Hydrogels are used in drug delivery applications, chromatography, and tissue engineering to control the rate of solute transport based on solute size and hydrogel-solute affinity. Ongoing modeling efforts to quantify the relationship between hydrogel properties, solute properties, and solute transport contribute toward an increasingly efficient hydrogel design process and provide fundamental insight into the mechanisms relating hydrogel structure and function. However, here we clarify previous conclusions regarding the use of mesh size in hydrogel transport models. We use 3D geometry and hydrogel network visualizations to show that mesh size and junction functionality both contribute to the mesh radius, which determines whether a solute can diffuse within a hydrogel. Using mesh radius instead of mesh size to model solute transport in hydrogels will correct junction functionality-dependent modeling errors, improving hydrogel design predictions and clarifying mechanisms of solute transport in hydrogels.

Graphical Abstract

Frequently used 2D representations of hydrogel polymer networks lead to inaccurate mathematical models of solute transport within hydrogels.

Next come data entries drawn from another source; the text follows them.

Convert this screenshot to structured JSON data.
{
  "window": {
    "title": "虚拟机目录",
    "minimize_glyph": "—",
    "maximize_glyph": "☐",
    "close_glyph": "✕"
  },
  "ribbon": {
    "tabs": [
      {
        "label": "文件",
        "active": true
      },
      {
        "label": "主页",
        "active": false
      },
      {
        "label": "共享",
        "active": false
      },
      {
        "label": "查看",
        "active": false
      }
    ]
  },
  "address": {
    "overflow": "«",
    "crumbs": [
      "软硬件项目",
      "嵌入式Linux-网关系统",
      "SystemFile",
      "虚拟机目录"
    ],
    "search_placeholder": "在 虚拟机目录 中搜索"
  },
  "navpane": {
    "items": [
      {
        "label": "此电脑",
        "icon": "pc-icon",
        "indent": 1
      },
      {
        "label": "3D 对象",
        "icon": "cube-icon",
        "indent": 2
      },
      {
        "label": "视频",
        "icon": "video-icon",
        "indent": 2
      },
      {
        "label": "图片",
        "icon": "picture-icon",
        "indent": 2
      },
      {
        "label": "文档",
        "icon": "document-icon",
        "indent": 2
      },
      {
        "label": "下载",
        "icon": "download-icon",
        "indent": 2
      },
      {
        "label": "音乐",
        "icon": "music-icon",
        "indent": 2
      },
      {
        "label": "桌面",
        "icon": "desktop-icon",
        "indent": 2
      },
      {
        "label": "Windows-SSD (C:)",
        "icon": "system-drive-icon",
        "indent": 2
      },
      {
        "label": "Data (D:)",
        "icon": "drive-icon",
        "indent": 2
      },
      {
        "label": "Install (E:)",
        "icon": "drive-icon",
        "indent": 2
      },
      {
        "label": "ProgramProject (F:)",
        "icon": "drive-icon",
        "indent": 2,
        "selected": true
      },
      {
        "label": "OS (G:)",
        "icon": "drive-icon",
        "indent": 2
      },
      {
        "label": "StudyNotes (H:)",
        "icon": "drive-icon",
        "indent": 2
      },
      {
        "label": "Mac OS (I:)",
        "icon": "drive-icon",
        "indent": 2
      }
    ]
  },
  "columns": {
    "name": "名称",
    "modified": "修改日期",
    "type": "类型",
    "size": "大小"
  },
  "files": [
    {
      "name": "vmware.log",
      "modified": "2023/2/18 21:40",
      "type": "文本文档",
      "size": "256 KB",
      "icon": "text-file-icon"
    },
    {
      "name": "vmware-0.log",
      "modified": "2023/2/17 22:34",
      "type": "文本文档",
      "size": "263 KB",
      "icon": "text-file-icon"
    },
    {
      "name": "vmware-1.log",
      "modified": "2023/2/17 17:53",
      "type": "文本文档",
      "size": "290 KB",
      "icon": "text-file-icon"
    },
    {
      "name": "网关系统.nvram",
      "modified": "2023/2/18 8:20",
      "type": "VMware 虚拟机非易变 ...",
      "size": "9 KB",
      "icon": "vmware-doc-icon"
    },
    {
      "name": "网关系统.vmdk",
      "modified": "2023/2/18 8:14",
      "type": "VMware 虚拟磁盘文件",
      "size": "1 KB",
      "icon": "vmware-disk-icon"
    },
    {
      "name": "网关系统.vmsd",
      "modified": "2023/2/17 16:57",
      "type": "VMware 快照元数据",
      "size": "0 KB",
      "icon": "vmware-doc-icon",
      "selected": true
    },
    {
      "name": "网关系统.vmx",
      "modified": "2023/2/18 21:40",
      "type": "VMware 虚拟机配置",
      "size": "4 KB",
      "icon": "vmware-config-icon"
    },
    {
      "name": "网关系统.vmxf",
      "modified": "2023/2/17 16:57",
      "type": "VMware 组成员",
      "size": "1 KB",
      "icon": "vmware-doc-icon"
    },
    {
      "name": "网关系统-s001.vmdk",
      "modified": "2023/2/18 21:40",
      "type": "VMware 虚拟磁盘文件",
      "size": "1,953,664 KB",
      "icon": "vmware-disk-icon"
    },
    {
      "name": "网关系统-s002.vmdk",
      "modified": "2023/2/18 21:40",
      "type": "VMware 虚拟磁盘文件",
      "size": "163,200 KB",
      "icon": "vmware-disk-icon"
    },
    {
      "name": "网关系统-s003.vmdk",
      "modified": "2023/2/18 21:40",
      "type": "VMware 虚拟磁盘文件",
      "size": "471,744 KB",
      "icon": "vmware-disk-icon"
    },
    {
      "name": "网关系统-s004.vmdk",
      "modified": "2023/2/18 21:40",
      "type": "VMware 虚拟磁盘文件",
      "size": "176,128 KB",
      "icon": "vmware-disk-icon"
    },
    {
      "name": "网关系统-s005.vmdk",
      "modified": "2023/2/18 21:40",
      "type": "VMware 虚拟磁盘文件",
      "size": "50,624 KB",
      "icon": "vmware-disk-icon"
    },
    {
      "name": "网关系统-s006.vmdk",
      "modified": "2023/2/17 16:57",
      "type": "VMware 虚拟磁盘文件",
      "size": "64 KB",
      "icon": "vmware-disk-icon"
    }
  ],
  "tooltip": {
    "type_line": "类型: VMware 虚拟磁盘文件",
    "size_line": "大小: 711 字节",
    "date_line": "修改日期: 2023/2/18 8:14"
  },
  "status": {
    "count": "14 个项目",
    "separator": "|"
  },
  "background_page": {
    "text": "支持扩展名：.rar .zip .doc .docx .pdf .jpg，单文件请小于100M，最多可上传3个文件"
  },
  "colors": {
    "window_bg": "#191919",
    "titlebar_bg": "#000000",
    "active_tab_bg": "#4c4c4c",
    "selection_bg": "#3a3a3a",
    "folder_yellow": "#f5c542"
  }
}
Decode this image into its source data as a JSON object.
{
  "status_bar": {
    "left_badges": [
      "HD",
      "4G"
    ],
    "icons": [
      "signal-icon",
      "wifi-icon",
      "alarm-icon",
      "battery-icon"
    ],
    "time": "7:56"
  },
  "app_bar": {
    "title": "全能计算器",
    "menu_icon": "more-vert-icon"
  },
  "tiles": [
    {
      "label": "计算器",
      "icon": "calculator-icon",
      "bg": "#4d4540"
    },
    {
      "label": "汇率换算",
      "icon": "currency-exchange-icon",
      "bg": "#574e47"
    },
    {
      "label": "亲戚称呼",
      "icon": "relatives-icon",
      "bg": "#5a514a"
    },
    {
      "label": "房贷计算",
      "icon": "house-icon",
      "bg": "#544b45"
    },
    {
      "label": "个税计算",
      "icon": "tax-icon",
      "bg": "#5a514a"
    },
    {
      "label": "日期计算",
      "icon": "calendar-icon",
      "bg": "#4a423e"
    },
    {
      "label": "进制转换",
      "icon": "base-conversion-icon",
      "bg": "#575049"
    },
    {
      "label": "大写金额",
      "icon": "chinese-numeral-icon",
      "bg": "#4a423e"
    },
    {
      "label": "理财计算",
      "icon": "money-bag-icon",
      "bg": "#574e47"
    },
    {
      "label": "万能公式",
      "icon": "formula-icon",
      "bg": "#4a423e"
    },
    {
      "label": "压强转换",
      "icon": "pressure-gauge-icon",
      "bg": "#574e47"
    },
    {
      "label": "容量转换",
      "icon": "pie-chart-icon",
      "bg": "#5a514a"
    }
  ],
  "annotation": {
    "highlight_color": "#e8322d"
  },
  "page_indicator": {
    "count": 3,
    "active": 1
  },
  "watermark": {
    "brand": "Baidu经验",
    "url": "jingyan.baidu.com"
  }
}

Here, 3D representations are introduced and compared with respect to universal structural parameters to define the term, mesh radius (r_m)and to show that two hydrogel formulations with equivalent mesh sizes (ξ) may have differing mesh radii. This fundamental analysis will improve solute transport characterization in hydrogels.

Introduction

Schematic representations for swollen polymer networks, also known as hydrogels, frequently oversimplify the structure. The most commonly used and symbolic schematic for a swollen polymer network has four polymer chains in an overlapping hash pattern,^[1–4] implying that the network junctions are tetrafunctional and all chains are restricted to a 2D plane. In those representations, the network appears to form a square portal that a solute could pass through if its diameter were less than the length of one network chain between two junctions (Figure 1A). As a result, mesh size (ξ) is treated ambiguously,^[4] simultaneously used to describe the length of a network chain between junctions^{[5, 6]} and the maximum diameter of a solute that can pass through a hydrogel.^{[7, 8]} However, there are two conceptual limitations to this approach.

Figure 1.

Hydrogel mesh portals represented by a 2D model (A) and a 3D model (B). Red squares and tetrahedrons represent junctions. The green chains outline a complete network portal, and the blue chains represent connections to a larger network.

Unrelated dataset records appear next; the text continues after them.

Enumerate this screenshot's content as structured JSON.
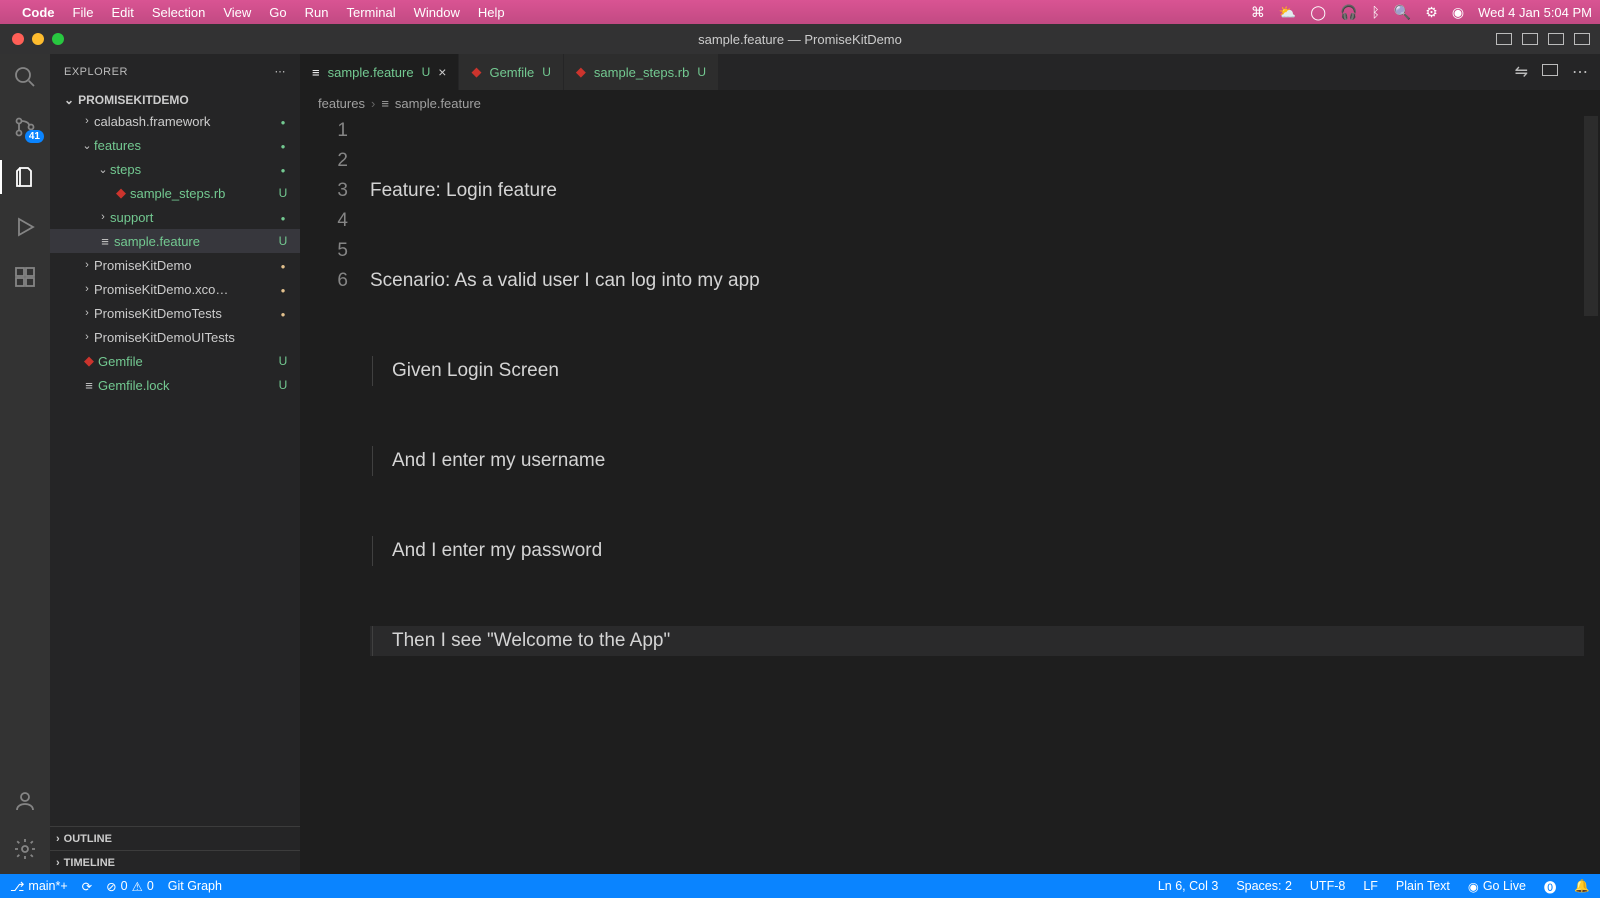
{
  "menubar": {
    "app": "Code",
    "items": [
      "File",
      "Edit",
      "Selection",
      "View",
      "Go",
      "Run",
      "Terminal",
      "Window",
      "Help"
    ],
    "clock": "Wed 4 Jan  5:04 PM"
  },
  "titlebar": {
    "title": "sample.feature — PromiseKitDemo"
  },
  "activity": {
    "badge": "41"
  },
  "sidebar": {
    "header": "EXPLORER",
    "root": "PROMISEKITDEMO",
    "outline": "OUTLINE",
    "timeline": "TIMELINE",
    "tree": {
      "calabash": "calabash.framework",
      "features": "features",
      "steps": "steps",
      "sample_steps": "sample_steps.rb",
      "support": "support",
      "sample_feature": "sample.feature",
      "pkd": "PromiseKitDemo",
      "pkdx": "PromiseKitDemo.xco…",
      "pkdt": "PromiseKitDemoTests",
      "pkdu": "PromiseKitDemoUITests",
      "gemfile": "Gemfile",
      "gemlock": "Gemfile.lock",
      "u": "U"
    }
  },
  "tabs": {
    "t1": "sample.feature",
    "t1s": "U",
    "t2": "Gemfile",
    "t2s": "U",
    "t3": "sample_steps.rb",
    "t3s": "U"
  },
  "breadcrumbs": {
    "a": "features",
    "b": "sample.feature"
  },
  "code": {
    "l1": "Feature: Login feature",
    "l2": "Scenario: As a valid user I can log into my app",
    "l3": "Given Login Screen",
    "l4": "And I enter my username",
    "l5": "And I enter my password",
    "l6": "Then I see \"Welcome to the App\""
  },
  "status": {
    "branch": "main*+",
    "errors": "0",
    "warnings": "0",
    "gitgraph": "Git Graph",
    "lncol": "Ln 6, Col 3",
    "spaces": "Spaces: 2",
    "enc": "UTF-8",
    "eol": "LF",
    "lang": "Plain Text",
    "golive": "Go Live"
  }
}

First, many hydrogel formulations do not have tetrafunctional junctions. Of course, it is true that four-arm poly(ethylene glycol) (PEG) macromers reacted with other four-arm PEG macromers form tetrafunctional networks, as do bifunctionally cross-linked hydrogels, such as glutaraldehyde-cross-linked poly(vinyl alcohol) (PVA) or radically polymerized/crosslinked poly(acrylic acid) with a small amount of a crosslinking agent such as bisacrylamide.^{[9, 10]}

Other networks, such as those formed by multi-arm PEGs with three arms or more than four arms, end-linked poly(ethylene glycol) diacrylate (PEGDA), gelatin methacrylamide (GELMA), and dendrimer- or nanoparticle-linked networks break the tetrafunctional junction assumption,^[10–13] resulting in a great variety of network geometries with either controlled, homogeneous junction functionalities (e.g., multi-arm PEGs) or kinetics-based heterogeneity in junction functionalities (e.g., PEGDA).

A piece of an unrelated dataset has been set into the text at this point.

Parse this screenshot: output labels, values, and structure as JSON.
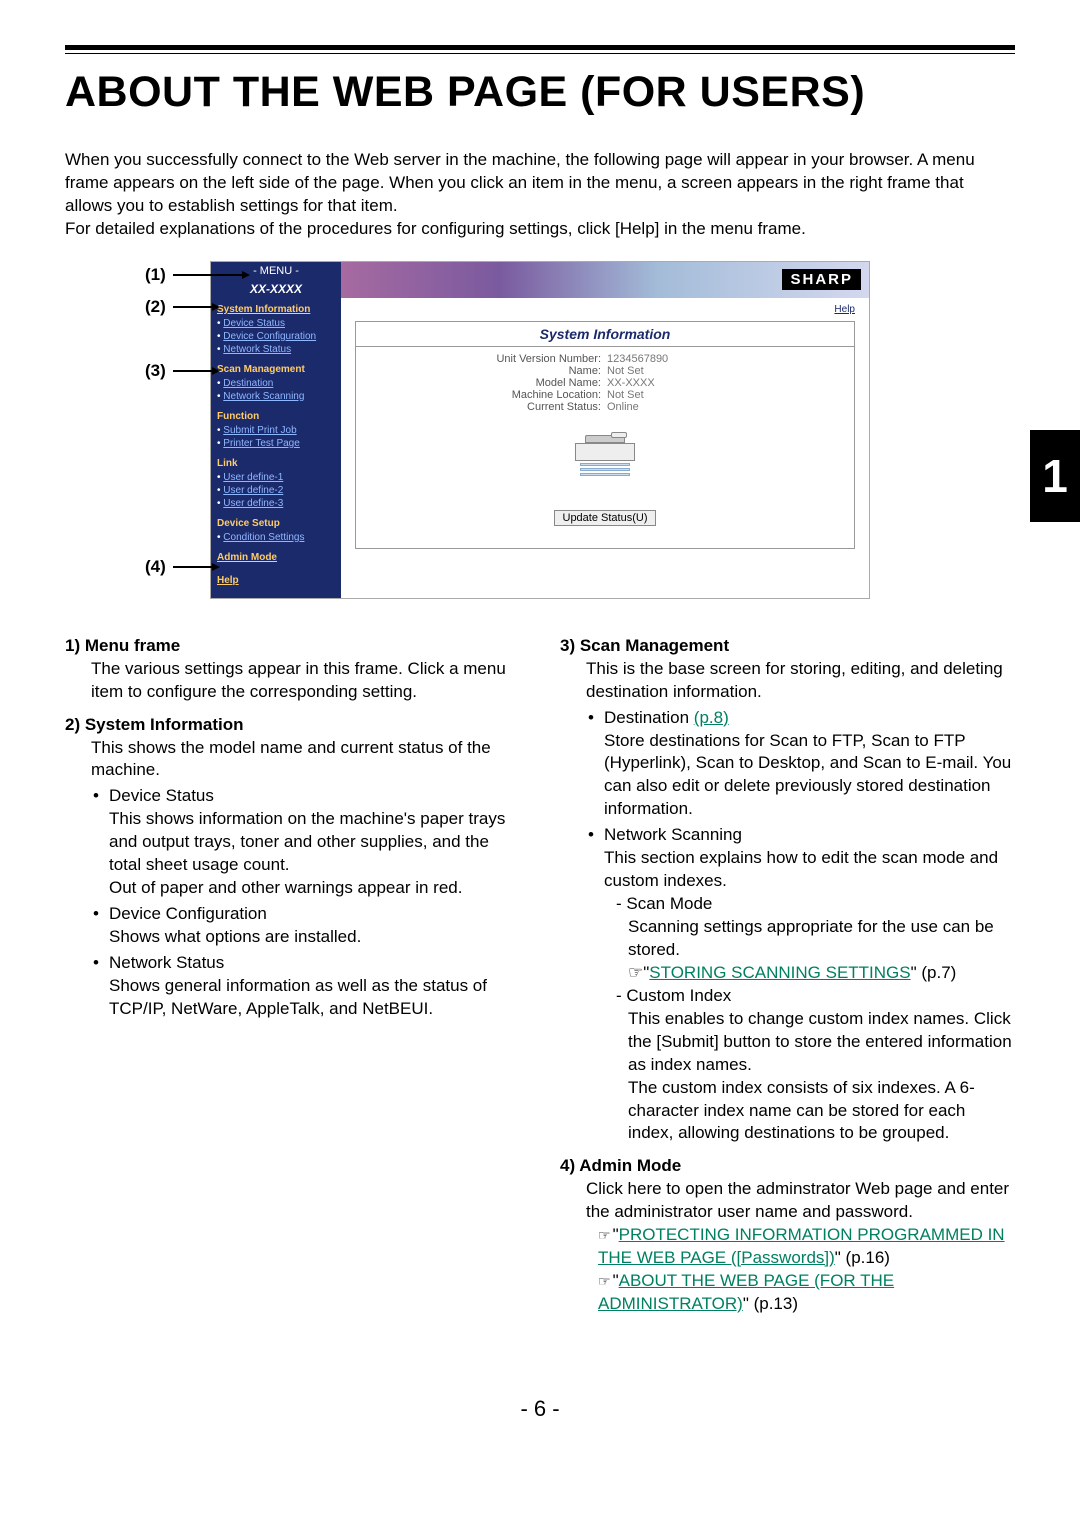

Second, network chains are not restricted to a 2D plane. Instead, they will favor the most entropically favorable geometries in 3D space. For example, tetrafunctional junctions will approximate a tetrahedron with each chain extending from a face of the polygon (Figure 1B).^[14] While these geometries are not easily represented in 2D space, they have significant implications for the mesh-restricted diffusion of large solutes within hydrogels. Specifically, the influence of mesh size on solute diffusivity must be considered in the context of junction functionality and 3D geometry of network openings.

Here, we used 3D modeling of swollen polymer networks to provide realistic representations of network geometry. We discuss four structural parameters that can be used to control physical properties in all swollen polymer networks and show how distinct network-forming reactions produce equivalent network structures. Finally, we make an argument based on 3D lattice structures for introducing mesh radius, which depends on both mesh size and junction functionality-based geometry, as the primary structural feature of hydrogels affecting large solute diffusivity. We anticipate that this conceptual contribution to hydrogel research will refine quantitative structure-function analysis and mitigate future misunderstandings regarding hydrogel structures.

Universal Structural Parameters

Four parameters collectively define the structure of a stable, single-macromolecule hydrogel. Each parameter can be independently manipulated prior to network synthesis and has a distinct effect on the resulting network structure.^{[10, 15]} The four parameters, represented in Figure 2, are as follows:

Figure 2.

Comparing the effects of changing network structures. The right half of each group represents an increase in (A) polymer volume fraction, (B) degree of polymerization between junctions, (C) junction functionality (from 4 to 8), or (D) frequency of chain-end defects, highlighted by green chains.

1. The Initial Polymer Volume Fraction (φ₀) describes the initial concentration of polymer in solution before network formation (Figure 2A).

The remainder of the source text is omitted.